The local Safeway is convenient, right off the Crankster Freeway, close to the place where we get cat food and to the Target of Death. The only reason we ever go to the Safeway is because it is convenient, and we think to ourselves, this thing we need is something not even Safeway can screw up or make unpleasant.

That has changed with their new bag policy, which is out of step with the general direction things are going in the grocery business in California. Trader Joe's and Raley's both sell bags for a buck, and give you a 5 or 7 cent discount when you re-use the bag. They offer to sell people bags who aren't using them, gladly give the discount, and are quite aware of the whole bag business.

Safeway's new bag policy, as stated, is "ORDERS WILL BE BAGGED IN PLASTIC (unless otherwise requested)." In other words, they aren't going to bother to ask you if you want a paper or plastic bag, or if you brought your own. We brought our own in today, and even though Lauren and I had started bagging our own groceries in our own bags, the checking drone started opening a plastic bag to put stuff in it. I had to startle her our of her daze by raising my voice to sputter "PLEASE don't put anything in plastic bags." "Alright," she mumbled. Then she finished checking things, and then realized she needed to give us the bag credit, of 3 cents. The policy might as well read, "ORDERS WILL BE BAGGED IN PLASTIC. Violators will be prosecuted."

Thursday, July 05, 2007

fantastic new song

Today we recorded a new song and posted it to our Soundclick page. If I do say so myself (and I do), it's pretty damned terrific. It tells the tale of our coming together, three years ago today, the 5th of July (it's the first song listed). Play it, send people to it, listen to it obsessively, because it's that good.

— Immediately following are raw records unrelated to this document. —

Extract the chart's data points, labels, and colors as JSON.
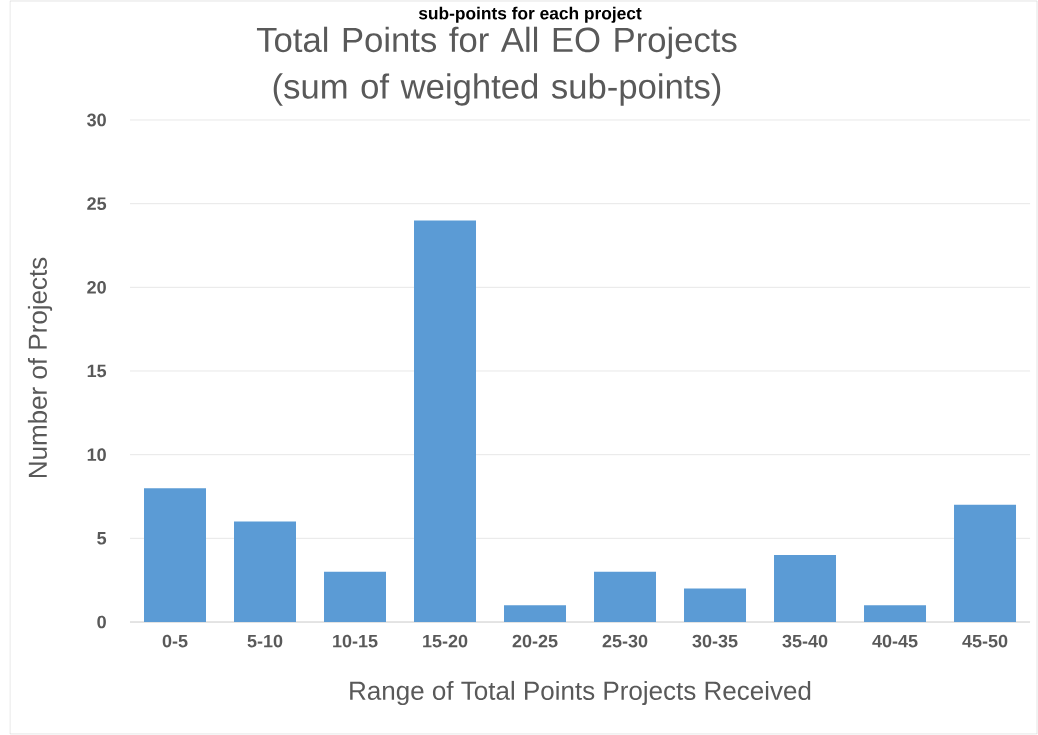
{
  "chart_data": {
    "type": "bar",
    "title": "Total Points for All EO Projects (sum of weighted sub-points)",
    "annotations": [
      "sub-points for each project"
    ],
    "xlabel": "Range of Total Points Projects Received",
    "ylabel": "Number of Projects",
    "categories": [
      "0-5",
      "5-10",
      "10-15",
      "15-20",
      "20-25",
      "25-30",
      "30-35",
      "35-40",
      "40-45",
      "45-50"
    ],
    "values": [
      8,
      6,
      3,
      24,
      1,
      3,
      2,
      4,
      1,
      7
    ],
    "color": "#5b9bd5",
    "ylim": [
      0,
      30
    ],
    "yticks": [
      0,
      5,
      10,
      15,
      20,
      25,
      30
    ],
    "grid": "y"
  }
}
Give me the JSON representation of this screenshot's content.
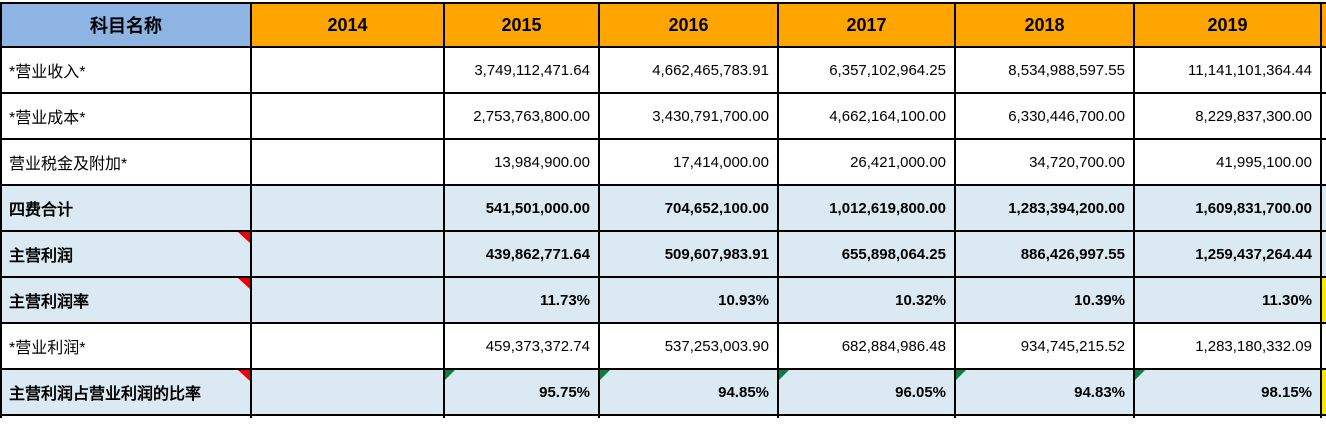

It was 106 yesterday. As usual, this was 4 degrees hotter than the predicted high. Today the National Weather Service predicts it will be 102, so I'm prepared for 108 to 112. It was 84 at 7:53 am.

There's no other news at the moment, because it's too hot for anything to happen.

It's the anniversary of Lauren and I cohabitating, which is the anniversary we most celebrate. We'll spend the day hiding from the heat.